Индивидуальное преступное поведение
В криминологии различают уголовно-правовое понятие «преступление» и криминологическое понятие «преступное поведение».
Они различаются качественно и количественно. Понятие «преступление» как общественно опасное противоправное и виновное деяние» используется для определения оснований уголовной ответственности, понятие «преступное поведение» — для изучения причин и механизма преступления.
Изучение индивидуального преступного поведения тесно связано с проблемой личности преступника. Поскольку различаются понятия «преступление» и «преступное поведение», различаются и понятия «субъект преступления» и «субъект преступного поведения» («личность преступника»).
Понятие «преступное поведение»
Преступное поведение — процесс, развертывающийся в пространстве и во времени и включающий в себя не только сами действия, изменяющие внешнюю среду (акт преступления), но и предшествующие им психологические явления и процессы, детерминирующие эти действия. Конечно, само преступление также развертывается в пространстве и во времени, но в сравнении с масштабом предшествующих ему процессов может быть представлено как одномоментное событие. Криминологию интересует не столько сам преступный акт, сколько предшествующие ему обстоятельства: формирование мотивов, постановка целей, выбор средств и т.д. Подобные обстоятельства в процессе их формирования еще не образуют состава преступления, однако включаются в понятие «преступное поведение», которое охватывает как формирование преступного намерения, так и его осуществление.
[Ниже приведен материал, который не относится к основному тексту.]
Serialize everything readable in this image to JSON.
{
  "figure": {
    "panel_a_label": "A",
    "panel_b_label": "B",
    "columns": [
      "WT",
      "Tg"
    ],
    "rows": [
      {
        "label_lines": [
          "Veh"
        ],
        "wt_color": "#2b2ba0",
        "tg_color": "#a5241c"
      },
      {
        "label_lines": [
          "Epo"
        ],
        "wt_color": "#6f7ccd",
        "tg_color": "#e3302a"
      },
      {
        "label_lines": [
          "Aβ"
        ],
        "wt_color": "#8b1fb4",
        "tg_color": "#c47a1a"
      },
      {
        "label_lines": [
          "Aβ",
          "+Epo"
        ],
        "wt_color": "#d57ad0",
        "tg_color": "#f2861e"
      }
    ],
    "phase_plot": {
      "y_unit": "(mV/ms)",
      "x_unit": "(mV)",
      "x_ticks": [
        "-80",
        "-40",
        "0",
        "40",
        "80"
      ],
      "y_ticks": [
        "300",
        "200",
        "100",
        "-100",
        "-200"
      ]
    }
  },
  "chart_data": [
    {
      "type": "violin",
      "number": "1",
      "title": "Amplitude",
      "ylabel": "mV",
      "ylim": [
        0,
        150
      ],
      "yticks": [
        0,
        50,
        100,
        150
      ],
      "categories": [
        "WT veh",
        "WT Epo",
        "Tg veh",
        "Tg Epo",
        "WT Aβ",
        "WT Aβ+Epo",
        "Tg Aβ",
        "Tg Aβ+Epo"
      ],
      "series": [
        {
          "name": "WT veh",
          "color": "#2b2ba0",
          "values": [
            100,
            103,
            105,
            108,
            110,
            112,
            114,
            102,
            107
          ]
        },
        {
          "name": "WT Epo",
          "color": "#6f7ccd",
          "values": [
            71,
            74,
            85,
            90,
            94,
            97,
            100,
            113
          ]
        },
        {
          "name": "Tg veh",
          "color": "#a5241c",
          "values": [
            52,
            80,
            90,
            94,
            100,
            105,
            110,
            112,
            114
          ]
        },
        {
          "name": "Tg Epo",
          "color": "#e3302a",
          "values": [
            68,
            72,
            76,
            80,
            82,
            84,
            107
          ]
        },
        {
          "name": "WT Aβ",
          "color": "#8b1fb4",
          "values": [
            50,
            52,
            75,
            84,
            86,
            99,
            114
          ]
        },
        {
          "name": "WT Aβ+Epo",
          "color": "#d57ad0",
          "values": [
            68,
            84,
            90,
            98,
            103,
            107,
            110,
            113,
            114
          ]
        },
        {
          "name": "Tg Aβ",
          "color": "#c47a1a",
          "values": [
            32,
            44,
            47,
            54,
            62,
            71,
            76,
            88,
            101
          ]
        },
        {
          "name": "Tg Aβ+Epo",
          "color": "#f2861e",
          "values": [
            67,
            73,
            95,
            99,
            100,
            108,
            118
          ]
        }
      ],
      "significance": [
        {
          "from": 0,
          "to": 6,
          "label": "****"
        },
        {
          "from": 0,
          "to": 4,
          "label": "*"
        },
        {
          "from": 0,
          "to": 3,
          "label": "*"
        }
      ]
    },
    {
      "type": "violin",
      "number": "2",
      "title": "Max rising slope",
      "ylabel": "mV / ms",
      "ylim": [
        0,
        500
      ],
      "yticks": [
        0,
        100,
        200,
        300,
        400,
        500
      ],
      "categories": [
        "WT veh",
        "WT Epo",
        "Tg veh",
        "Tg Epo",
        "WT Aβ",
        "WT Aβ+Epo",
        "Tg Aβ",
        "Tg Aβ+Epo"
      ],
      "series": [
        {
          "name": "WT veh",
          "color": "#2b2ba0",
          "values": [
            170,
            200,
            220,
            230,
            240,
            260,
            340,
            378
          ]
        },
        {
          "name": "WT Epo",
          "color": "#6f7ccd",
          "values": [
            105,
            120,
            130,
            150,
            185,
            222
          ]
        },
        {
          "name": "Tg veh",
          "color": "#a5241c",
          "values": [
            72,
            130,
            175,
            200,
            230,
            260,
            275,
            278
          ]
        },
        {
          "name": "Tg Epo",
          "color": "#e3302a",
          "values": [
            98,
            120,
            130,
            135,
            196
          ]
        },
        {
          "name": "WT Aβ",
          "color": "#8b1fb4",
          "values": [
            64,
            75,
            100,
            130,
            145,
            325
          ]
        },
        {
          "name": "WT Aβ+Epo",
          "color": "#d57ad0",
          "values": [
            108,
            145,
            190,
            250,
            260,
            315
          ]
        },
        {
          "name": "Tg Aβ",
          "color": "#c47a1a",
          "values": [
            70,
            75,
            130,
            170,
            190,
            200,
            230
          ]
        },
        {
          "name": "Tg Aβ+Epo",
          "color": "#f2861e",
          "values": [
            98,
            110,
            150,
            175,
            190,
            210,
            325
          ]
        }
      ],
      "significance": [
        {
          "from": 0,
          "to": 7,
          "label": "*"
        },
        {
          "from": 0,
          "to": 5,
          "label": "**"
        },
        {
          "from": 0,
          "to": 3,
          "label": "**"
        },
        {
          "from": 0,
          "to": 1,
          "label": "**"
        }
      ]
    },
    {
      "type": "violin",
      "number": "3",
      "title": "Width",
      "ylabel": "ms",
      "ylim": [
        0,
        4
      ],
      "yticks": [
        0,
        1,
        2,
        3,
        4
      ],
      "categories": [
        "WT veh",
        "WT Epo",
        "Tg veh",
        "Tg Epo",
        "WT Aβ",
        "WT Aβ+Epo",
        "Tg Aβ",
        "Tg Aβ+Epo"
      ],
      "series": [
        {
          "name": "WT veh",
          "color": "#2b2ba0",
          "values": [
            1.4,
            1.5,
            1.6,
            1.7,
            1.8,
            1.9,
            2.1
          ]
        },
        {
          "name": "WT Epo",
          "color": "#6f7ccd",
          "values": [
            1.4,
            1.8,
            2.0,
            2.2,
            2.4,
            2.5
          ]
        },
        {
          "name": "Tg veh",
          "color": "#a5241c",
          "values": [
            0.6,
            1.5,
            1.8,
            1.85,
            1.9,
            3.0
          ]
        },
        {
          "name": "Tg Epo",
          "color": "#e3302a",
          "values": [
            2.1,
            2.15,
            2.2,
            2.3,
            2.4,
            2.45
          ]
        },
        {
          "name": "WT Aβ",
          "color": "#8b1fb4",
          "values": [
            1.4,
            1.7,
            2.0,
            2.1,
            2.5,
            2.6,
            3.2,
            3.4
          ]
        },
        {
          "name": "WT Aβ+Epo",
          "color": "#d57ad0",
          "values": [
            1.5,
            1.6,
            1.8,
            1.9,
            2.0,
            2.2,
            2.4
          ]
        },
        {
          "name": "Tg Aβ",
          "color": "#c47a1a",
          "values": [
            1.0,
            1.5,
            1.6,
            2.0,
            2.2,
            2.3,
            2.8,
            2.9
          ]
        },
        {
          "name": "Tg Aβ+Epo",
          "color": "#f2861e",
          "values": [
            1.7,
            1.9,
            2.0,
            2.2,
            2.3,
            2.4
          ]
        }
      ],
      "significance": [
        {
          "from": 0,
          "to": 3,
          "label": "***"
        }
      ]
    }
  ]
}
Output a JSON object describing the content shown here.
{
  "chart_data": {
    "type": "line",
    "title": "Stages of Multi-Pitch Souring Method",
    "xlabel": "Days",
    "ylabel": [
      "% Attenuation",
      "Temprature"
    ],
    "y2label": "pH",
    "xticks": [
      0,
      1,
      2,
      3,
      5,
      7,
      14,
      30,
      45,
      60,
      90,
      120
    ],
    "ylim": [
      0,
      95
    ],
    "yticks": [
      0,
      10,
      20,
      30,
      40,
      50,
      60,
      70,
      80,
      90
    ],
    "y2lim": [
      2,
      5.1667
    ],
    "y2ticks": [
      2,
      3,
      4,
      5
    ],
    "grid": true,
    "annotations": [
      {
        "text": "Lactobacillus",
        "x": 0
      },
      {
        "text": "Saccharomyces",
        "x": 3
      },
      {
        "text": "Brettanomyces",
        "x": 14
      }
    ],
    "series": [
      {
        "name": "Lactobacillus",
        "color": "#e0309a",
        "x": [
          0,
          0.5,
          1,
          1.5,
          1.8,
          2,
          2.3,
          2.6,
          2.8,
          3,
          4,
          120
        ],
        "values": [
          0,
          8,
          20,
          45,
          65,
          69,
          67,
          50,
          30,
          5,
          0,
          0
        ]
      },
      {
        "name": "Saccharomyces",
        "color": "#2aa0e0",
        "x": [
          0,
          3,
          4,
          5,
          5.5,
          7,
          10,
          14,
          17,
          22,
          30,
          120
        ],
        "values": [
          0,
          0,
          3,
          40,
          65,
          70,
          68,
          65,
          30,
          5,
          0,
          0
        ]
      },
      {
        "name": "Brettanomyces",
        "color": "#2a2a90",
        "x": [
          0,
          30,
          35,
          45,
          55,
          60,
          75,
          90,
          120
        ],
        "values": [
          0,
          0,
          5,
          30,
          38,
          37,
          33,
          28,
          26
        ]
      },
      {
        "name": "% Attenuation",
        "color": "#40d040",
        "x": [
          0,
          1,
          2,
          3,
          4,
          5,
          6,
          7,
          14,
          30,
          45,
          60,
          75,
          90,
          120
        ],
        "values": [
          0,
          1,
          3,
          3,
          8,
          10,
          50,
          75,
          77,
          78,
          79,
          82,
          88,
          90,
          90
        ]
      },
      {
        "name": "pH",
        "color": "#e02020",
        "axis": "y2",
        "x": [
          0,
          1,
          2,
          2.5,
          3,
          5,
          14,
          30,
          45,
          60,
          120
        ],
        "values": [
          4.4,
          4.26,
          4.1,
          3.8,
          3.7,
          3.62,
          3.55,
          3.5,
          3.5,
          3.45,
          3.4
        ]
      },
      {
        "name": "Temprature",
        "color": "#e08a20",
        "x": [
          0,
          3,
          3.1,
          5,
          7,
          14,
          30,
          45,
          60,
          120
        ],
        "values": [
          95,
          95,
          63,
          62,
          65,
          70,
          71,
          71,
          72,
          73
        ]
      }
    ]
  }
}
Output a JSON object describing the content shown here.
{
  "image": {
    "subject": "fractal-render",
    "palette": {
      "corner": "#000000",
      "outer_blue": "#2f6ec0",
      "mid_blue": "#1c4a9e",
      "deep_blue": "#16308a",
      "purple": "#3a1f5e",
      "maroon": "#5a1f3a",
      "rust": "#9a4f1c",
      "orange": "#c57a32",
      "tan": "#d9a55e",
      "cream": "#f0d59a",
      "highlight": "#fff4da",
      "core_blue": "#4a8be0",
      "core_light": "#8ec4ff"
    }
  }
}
В объяснении преступного поведения отечественная криминология отвергает дилемму «среда или личность» и исходит из принципа двухфакторной детерминации: преступное поведение детерминируется личностью и средой, оно есть результат взаимодействия личностных качеств и особенностей конкретной ситуации. Но принцип двухфакторной детерминации ничего не говорит о том, какие факторы являются определяющими в этом взаимодействии, что относится к причинам, а что к условиям.
В криминологии исходят из того, что поведение человека, в том числе преступное, причинно обусловлено, детерминировано. Но совместимо ли такое понимание поведения с постулатом «свободы воли», служащим основой уголовной ответственности? Совместим ли криминологический принцип детерминизма с уголовно-правовым принципом свободы воли? В свое время Э. Ферри отверг принцип «свободы воли» как несовместимый с детерминистическим пониманием преступного поведения. Такой же точки зрения придерживаются и некоторые отечественные криминологи (А.М. Яковлев).
Если исходить не из волюнтаристского толкования свободы воли («что хочу, то и ворочу»), а из практического, трактующего свободу воли как свободу выбора, то можно показать совместимость этих принципов. Более того, без детерминизма обосновать ответственность на основе свободы воли невозможно: человек должен предвидеть последствия своих действий, чтобы отвечать за них. Лица, которые не в состоянии это делать, не несут ответственности (душевнобольные; лица, не достигшие определенного возраста). Индетерминизм (беспричинность) же фактически лишает выбор свободного характера, так как субъект, не зная последствий своего выбора, может действовать только случайно, наобум.
Свободный выбор не есть неограниченный произвол в силу того, что с философской точки зрения свобода заключается в познании необходимости и ее использовании для своих целей. Значит, изначально свободный выбор ограничен объективно и субъективно как необходимостью, так и возможностью ее познания и использования.
Свобода выбора ограничена тремя группами факторов:
1) самой необходимостью, включающей в себя набор объективно возможных в данной ситуации поступков. В каждой конкретной криминогенной ситуации набор правомерных вариантов поведения всегда конечен и чаще всего достаточно мал;
2) возможностью познания этой необходимости, включающей в себя способность субъекта адекватно оценить ситуацию, осознать общественную опасность своих действий и предвидеть их последствия.
Эта возможность зависит от возрастных и психоинтеллектуальных особенностей субъекта (душевная болезнь, расстройство мыслительной деятельности и т.д.);
3) возможностью использования познанной необходимости для своих целей, включающей в себя оценку преступного варианта поведения как выгодного, целесообразного, допустимого. Эта возможность зависит от социальных качеств субъекта (взгляды, идеалы, ценностные ориентации и т.д.).
Возможные в данной ситуации варианты поведения не являются для субъекта равноценными. Они неравноценны как объективно (не каждый из них может привести к желаемому результату), так и субъективно (одна и та же возможность для разных людей имеет не- одинаковые смысл и значение). Субъект поступает в соответствии со своими представлениями о ситуации, реагирует на нее в соответствии с особенностями своего характера и взглядов.
Свободный выбор ограничивается разными факторами, но что детерминирует сам выбор? Этот вопрос является ключевым для понимания причин индивидуального преступного поведения. Если выбор определяется факторами первой группы, т.е. внешней средой, то уголовная ответственность не наступает (крайняя необходимость, необходимая оборона, физическое принуждение), если второй группы (возрастные или биологические особенности субъекта) — то уголовная ответственность также не наступает в силу невменяемости субъекта.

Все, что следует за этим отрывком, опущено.